Asian Photography Forum

It’s a visual world

PHOTOGRAPHS decorate the walls at the upper floor of Kasbah – a Mediterranean restaurant in Bangsar, Kuala Lumpur.

The images provide different views of several cities and townships in India, Japan and Malaysia – namely Kuala Lumpur and Ampang.

Those behind the lenses of these images are three young French girls based in the Malaysian capital city – sisters Anais and Amelie Dupuis, and Quitterie Legrand.

The trio, students from the French International School in Kuala Lumpur, insist it’s a visually-driven world.

Their artistic works were showcased on May 16, as part of an Asian Photography Forum organised by HBL Network.

The girls were guided by multi-award winning war photojournalist Halim Henry Berbar, who is also HBL Network chief executive officer.

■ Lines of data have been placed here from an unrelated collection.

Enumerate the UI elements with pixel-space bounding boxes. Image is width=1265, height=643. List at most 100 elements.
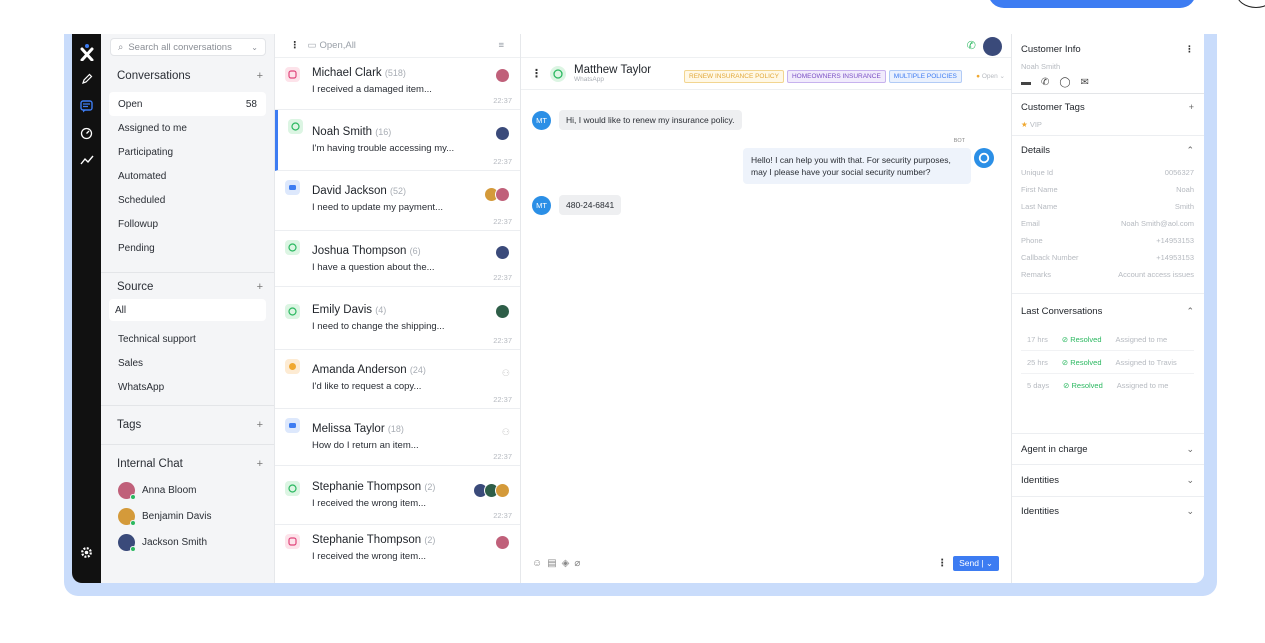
filter-icon[interactable]: ≡	[498, 40, 504, 51]
source-item-technical-support[interactable]: Technical support	[101, 327, 274, 351]
conversations-icon[interactable]	[79, 98, 95, 114]
detail-row: Unique Id 0056327	[1021, 168, 1194, 177]
attachment-icon[interactable]: ⌀	[574, 558, 580, 569]
identities-section[interactable]: Identities ⌄	[1012, 497, 1204, 525]
details-section: Details ⌃ Unique Id 0056327 First Name Noah…	[1012, 136, 1204, 294]
sidebar-item-pending[interactable]: Pending	[101, 236, 274, 260]
sidebar-item-open[interactable]: Open 58	[109, 92, 266, 116]
list-item[interactable]: Michael Clark (518) I received a damaged…	[275, 58, 520, 110]
tag-homeowners-insurance[interactable]: HOMEOWNERS INSURANCE	[786, 70, 886, 83]
conversation-tags: RENEW INSURANCE POLICY HOMEOWNERS INSURA…	[684, 70, 962, 83]
list-item[interactable]: Emily Davis (4) I need to change the shi…	[275, 287, 520, 350]
add-icon[interactable]: +	[257, 419, 263, 431]
agent-anna-bloom[interactable]: Anna Bloom	[101, 477, 274, 503]
source-item-all[interactable]: All	[109, 299, 266, 321]
source-section-header[interactable]: Source +	[101, 275, 274, 299]
avatar	[495, 304, 510, 319]
identities-section[interactable]: Identities ⌄	[1012, 465, 1204, 497]
chevron-down-icon[interactable]: ⌄	[1186, 506, 1194, 517]
list-filter-label: Open,All	[319, 40, 356, 51]
whatsapp-icon	[550, 65, 566, 82]
send-button[interactable]: Send | ⌄	[953, 555, 999, 571]
tag-multiple-policies[interactable]: MULTIPLE POLICIES	[888, 70, 962, 83]
agent-jackson-smith[interactable]: Jackson Smith	[101, 529, 274, 555]
agent-in-charge-section[interactable]: Agent in charge ⌄	[1012, 434, 1204, 465]
search-input[interactable]: ⌕ Search all conversations ⌄	[110, 38, 266, 56]
chevron-up-icon[interactable]: ⌃	[1186, 306, 1194, 317]
avatar: MT	[532, 195, 551, 215]
avatar	[495, 126, 510, 141]
sidebar-item-automated[interactable]: Automated	[101, 164, 274, 188]
detail-row: First Name Noah	[1021, 185, 1194, 194]
pencil-icon[interactable]	[79, 71, 95, 87]
message-row: MT Hi, I would like to renew my insuranc…	[532, 110, 742, 130]
add-icon[interactable]: +	[257, 281, 263, 293]
sidebar-item-assigned[interactable]: Assigned to me	[101, 116, 274, 140]
phone-icon[interactable]: ✆	[1041, 77, 1049, 88]
add-icon[interactable]: +	[257, 458, 263, 470]
logo-icon[interactable]	[79, 44, 95, 61]
template-icon[interactable]: ▤	[547, 558, 556, 569]
search-placeholder: Search all conversations	[128, 41, 232, 53]
customer-tags-section: Customer Tags + ★ VIP	[1012, 94, 1204, 136]
more-vertical-icon[interactable]: ⋮	[290, 40, 300, 51]
source-item-sales[interactable]: Sales	[101, 351, 274, 375]
assign-user-icon[interactable]: ⚇	[502, 368, 510, 379]
emoji-icon[interactable]: ☺	[532, 558, 542, 569]
more-vertical-icon[interactable]: ⋮	[531, 67, 542, 80]
add-icon[interactable]: +	[257, 70, 263, 82]
phone-icon[interactable]: ✆	[967, 39, 976, 52]
agent-benjamin-davis[interactable]: Benjamin Davis	[101, 503, 274, 529]
tag-renew-insurance[interactable]: RENEW INSURANCE POLICY	[684, 70, 784, 83]
list-item[interactable]: Amanda Anderson (24) I'd like to request…	[275, 350, 520, 409]
top-primary-button[interactable]	[988, 0, 1196, 8]
chatbot-icon	[285, 359, 300, 374]
list-item[interactable]: Noah Smith (16) I'm having trouble acces…	[275, 110, 520, 171]
avatar[interactable]	[983, 37, 1002, 56]
avatar	[118, 533, 136, 552]
chevron-up-icon[interactable]: ⌃	[1186, 145, 1194, 156]
last-conversation-row[interactable]: 25 hrs ⊘ Resolved Assigned to Travis	[1021, 351, 1194, 374]
list-item[interactable]: Joshua Thompson (6) I have a question ab…	[275, 231, 520, 287]
message-icon[interactable]: ▬	[1021, 77, 1031, 88]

“The world is image driven … look at Instgram, Snapchat. That’s how people are communicating these days,” says Legrand, 17.

Quitterie Legrand
Legrand believes stories are easier told through images. Images: Arif Kartono

“Photo is the thing right now … image is today. And I can see photography growing even bigger and better.”

Legrand, who started taking pictures when she was 13, says photography is her passion.

“I never thought my works would be exhibited but Berbar said we should do it. This has opened up my mind about journalism and photography,” she added.

Anais and elder sister Amelie took up photography about the same time.

“It was about a year or two ago. I would always see my sister taking pictures and was drawn to photography. I told myself I should give it a shot,” says Anais, 16.

Anais says the workshop started in February and they discovered new and exciting sights in and around several major cities in the region.

Anais Dupuis
Anais with some of her pictures taken in Kuala Lumpur.

“Everyone is into photography these days. A picture tells a thousand words.”

Amelie, 17, says it is interesting how society views one armed with a camera.

“It’s different everywhere. In India, people were keen to get their pictures taken. But not in Java … the people there tend to shy away when you aim the camera towards them,” she adds.

Amelie Dupuis
Amelie says different societies look at the camera differently.

“I would say India is a beautiful place to take pictures. The weather and lighting is perfect.”

So will the girls pursue an education in photojournalism?

“Yes. For us, photography is intriguing, fascinating and there’s just so much we can share through images. It’s our way of documenting history too,” says Legrand.